The Pommer-Gentner house, one of two vintage homes on tour at the Deutschheim State Historic Site in Hermann, is decorated with table-top trees that reflect the traditions of the German immigrants who began arriving in the early 1800s.

There’s a tree decorated with sugar cookie ornaments that were eaten by the children after Christmas, a tree with tiny candles in stamped tin holders, and a tree with deer, roosters, soldiers and snowflakes, all delicately cut out of white paper in an art called scherenschnitte.

“The limbs of this tree are goose quills dyed green and wrapped around a dowel with wire,” said Cynthia Browne, the site administrator. “In the mid 19th century, there was so much deforestation of Germany that they issued a decree that you couldn’t cut down the trees any more. So they made goose feather trees.”

“The Christmas tree tradition came from Germany, they were an ancient symbol of life,” Browne said. “Germany also was the source for glass ornaments, so we have those as well. All the Santa Claus traditions are German, too.”

Hunter-Dawson: Victorian Christmas

The fourth state historic site on our Christmas visit list is an elegant home near  Missouri’s Bootheel, the Hunter-Dawson home in New Madrid.

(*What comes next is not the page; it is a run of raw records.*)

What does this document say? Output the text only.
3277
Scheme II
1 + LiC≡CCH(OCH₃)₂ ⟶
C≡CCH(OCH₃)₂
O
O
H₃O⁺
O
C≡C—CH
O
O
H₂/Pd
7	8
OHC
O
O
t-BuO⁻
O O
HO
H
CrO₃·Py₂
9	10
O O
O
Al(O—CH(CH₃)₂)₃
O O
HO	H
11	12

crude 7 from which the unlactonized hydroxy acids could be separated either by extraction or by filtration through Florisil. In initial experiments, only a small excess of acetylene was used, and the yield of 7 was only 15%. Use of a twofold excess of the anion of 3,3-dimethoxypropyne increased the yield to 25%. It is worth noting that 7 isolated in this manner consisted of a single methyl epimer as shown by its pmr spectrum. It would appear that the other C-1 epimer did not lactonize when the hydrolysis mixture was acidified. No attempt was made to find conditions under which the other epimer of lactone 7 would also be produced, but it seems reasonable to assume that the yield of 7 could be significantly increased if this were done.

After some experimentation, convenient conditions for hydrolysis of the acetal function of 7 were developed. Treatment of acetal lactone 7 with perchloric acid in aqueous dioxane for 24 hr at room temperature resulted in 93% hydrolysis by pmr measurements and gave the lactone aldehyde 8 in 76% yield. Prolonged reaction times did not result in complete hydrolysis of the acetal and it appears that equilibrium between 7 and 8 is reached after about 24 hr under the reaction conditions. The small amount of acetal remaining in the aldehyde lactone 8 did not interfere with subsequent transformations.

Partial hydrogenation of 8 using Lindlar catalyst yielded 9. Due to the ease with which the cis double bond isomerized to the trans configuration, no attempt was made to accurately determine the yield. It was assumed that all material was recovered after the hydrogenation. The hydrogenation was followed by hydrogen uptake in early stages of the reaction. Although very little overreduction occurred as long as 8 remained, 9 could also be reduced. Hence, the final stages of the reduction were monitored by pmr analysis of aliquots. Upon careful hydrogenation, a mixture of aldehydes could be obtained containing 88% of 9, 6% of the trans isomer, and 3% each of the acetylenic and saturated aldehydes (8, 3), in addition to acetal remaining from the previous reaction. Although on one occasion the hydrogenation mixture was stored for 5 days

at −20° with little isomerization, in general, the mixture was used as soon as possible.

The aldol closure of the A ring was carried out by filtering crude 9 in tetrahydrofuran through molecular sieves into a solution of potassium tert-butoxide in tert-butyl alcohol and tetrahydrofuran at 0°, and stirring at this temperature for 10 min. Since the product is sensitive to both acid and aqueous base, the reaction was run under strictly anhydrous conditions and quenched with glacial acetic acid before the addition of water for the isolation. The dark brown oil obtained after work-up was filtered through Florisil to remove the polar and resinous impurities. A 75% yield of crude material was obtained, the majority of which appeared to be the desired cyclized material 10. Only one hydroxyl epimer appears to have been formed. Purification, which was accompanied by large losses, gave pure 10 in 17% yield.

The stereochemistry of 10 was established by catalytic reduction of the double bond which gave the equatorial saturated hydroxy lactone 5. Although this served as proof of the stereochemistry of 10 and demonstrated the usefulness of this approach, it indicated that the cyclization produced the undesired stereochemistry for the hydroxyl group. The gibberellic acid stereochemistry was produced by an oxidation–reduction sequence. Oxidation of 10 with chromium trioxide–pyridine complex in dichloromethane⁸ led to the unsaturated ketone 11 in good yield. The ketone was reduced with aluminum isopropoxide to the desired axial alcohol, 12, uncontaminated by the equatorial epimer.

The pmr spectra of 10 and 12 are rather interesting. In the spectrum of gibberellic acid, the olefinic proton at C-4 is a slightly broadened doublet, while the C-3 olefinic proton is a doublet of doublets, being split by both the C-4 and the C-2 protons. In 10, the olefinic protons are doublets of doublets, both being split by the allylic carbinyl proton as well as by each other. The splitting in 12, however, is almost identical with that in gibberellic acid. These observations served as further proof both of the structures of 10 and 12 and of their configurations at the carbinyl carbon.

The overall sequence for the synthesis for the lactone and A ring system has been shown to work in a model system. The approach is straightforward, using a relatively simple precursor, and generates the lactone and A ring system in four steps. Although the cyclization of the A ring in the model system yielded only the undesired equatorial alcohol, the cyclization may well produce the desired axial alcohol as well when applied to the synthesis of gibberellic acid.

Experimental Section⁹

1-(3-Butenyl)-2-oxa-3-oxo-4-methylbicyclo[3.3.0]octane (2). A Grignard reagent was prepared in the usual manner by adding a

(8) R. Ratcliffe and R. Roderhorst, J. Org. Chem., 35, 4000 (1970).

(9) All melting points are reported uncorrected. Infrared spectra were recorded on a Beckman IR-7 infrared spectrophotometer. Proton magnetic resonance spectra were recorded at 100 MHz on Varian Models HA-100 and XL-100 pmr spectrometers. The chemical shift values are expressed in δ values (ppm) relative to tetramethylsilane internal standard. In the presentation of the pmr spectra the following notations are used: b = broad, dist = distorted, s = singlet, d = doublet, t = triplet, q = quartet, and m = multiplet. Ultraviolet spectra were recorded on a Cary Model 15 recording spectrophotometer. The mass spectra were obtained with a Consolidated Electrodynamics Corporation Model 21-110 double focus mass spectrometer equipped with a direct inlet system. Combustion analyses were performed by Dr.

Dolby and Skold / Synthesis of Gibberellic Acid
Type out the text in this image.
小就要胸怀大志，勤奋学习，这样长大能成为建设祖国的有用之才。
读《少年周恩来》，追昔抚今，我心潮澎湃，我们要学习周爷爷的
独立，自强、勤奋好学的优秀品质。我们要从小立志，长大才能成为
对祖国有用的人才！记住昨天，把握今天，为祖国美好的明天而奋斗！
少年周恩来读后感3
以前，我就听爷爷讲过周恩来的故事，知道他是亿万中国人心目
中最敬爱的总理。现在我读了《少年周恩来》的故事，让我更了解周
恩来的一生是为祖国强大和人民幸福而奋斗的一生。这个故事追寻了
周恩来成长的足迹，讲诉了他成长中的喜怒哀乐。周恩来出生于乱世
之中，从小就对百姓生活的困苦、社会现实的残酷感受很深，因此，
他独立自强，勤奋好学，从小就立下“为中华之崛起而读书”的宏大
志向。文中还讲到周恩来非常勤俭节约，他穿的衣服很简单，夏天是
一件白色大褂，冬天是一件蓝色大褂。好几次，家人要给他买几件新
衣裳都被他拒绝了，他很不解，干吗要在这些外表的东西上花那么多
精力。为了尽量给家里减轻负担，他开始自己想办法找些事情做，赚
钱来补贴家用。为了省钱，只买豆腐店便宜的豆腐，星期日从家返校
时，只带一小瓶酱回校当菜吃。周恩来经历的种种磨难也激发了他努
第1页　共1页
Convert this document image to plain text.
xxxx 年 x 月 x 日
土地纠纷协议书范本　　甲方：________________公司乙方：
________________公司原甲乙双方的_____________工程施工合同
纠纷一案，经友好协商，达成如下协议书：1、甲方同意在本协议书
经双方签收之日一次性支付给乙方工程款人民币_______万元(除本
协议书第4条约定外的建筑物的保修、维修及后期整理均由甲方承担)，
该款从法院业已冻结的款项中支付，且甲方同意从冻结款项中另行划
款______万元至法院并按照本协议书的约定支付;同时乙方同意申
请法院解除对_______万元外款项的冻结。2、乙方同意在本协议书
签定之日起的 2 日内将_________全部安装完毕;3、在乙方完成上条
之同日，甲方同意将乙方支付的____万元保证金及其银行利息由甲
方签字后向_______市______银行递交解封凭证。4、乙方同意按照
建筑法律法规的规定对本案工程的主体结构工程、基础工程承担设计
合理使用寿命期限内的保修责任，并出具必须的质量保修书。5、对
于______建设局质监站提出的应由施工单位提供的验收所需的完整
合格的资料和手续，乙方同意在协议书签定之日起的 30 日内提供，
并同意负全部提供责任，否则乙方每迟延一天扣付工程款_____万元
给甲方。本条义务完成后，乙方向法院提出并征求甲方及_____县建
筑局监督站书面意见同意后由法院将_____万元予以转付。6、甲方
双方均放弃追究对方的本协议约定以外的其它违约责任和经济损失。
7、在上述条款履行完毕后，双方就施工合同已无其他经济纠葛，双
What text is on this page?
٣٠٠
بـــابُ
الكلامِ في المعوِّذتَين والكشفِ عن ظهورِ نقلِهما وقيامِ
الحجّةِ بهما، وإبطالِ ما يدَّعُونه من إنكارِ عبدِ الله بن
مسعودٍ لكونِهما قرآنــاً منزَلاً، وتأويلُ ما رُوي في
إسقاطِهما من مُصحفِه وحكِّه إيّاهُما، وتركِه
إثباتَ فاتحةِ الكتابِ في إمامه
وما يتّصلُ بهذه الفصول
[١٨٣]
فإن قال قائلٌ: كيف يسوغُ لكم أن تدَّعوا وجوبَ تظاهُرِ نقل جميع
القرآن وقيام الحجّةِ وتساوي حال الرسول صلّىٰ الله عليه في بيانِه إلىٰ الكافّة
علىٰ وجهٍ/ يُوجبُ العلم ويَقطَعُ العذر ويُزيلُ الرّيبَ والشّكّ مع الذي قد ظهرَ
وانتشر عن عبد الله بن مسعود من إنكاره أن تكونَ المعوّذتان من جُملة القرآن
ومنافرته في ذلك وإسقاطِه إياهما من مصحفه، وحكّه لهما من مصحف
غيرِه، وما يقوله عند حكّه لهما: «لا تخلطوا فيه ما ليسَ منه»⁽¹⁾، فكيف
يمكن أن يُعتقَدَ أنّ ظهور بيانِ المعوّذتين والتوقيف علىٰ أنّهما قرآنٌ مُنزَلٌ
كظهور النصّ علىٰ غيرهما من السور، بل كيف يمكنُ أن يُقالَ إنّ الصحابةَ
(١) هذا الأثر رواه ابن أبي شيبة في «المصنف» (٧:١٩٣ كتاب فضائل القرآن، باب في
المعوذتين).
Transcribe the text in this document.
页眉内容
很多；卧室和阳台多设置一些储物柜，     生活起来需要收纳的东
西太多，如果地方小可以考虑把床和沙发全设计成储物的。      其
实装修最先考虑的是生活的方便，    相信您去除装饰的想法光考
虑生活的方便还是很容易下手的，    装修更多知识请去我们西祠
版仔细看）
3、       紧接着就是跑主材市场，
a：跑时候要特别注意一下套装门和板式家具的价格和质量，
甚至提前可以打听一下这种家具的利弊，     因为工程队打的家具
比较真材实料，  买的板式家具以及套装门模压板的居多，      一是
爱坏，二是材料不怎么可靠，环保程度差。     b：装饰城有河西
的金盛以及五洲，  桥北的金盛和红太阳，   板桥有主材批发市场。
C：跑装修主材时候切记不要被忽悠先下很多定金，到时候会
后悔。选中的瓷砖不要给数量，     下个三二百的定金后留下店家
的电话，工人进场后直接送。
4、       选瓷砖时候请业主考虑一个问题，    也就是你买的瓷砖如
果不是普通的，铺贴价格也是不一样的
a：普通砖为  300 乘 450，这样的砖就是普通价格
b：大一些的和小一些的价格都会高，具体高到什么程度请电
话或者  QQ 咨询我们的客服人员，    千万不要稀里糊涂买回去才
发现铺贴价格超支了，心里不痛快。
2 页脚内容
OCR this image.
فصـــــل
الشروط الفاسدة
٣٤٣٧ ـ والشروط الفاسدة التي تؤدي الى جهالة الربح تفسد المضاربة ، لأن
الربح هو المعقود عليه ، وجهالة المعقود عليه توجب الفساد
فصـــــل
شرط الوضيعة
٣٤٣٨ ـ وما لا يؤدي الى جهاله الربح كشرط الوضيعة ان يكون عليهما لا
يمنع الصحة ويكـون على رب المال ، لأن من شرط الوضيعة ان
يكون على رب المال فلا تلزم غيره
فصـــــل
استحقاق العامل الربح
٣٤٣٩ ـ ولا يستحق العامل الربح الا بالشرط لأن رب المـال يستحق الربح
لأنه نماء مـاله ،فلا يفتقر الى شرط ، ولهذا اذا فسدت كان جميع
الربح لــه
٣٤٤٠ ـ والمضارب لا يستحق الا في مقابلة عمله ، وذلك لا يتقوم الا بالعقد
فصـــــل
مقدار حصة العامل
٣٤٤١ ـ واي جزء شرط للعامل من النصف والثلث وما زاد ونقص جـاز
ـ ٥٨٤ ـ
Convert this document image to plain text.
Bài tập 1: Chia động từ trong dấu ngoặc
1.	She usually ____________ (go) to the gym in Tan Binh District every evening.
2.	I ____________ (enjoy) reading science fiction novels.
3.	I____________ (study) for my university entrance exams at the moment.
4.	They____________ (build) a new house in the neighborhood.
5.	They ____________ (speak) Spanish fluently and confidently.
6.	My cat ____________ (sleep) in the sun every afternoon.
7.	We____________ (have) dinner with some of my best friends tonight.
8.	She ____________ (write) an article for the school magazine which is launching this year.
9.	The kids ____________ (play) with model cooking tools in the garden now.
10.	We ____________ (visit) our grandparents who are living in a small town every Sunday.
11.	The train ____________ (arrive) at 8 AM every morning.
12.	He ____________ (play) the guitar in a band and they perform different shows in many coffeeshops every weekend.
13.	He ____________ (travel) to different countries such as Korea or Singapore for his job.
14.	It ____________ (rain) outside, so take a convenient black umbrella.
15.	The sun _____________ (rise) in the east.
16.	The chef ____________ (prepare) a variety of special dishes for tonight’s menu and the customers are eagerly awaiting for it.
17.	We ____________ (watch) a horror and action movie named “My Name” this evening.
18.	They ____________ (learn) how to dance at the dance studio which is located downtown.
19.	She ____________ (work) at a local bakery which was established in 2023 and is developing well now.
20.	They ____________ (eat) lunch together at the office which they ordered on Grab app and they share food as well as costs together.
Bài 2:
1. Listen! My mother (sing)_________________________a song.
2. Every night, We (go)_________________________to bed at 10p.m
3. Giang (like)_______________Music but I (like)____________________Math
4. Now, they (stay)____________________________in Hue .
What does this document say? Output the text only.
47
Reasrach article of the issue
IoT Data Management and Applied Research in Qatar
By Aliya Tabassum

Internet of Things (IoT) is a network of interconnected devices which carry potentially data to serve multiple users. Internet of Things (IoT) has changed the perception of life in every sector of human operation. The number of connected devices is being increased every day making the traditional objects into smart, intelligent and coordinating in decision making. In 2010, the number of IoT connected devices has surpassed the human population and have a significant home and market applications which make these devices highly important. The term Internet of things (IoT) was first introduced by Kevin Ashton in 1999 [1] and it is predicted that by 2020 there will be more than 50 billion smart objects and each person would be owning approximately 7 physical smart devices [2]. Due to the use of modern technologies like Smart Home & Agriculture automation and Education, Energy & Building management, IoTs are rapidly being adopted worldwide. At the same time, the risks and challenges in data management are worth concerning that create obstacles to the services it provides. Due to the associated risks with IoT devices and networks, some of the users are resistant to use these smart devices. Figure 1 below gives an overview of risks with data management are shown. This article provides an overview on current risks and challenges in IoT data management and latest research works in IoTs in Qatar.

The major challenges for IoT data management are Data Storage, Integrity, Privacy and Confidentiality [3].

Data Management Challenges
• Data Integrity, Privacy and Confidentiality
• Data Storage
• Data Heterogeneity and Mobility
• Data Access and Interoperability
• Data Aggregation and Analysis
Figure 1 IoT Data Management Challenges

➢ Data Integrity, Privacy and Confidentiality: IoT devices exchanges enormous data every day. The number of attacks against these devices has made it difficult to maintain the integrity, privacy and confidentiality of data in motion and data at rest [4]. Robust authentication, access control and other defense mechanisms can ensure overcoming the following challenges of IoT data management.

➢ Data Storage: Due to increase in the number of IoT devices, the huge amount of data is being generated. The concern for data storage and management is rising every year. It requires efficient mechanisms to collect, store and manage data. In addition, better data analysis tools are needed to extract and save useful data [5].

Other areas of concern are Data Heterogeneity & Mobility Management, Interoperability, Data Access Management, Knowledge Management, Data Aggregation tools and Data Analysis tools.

The Hunter and Dawson families lived in the antebellum home from the eve of the Civil War until the 1950s.

During the holidays, the house is decorated with greenery and bows on the fences outside, and with several trees inside.

“We have one small tree that is more traditional Victorian – it’s decorated with popcorn and cranberries,” said Vicki Jackson, interpretive resource specialist. “We light all our oil lamps and all the candles. There are no electric lights, other than those on the trees.”

The mansion has 15 rooms with nine fireplaces and antique furniture purchased by Amanda Watson Hunter, most of it in 1860.

“She bought $1,700 worth of furniture for the home,” Jackson said. “That was quite a bit of money for the time.”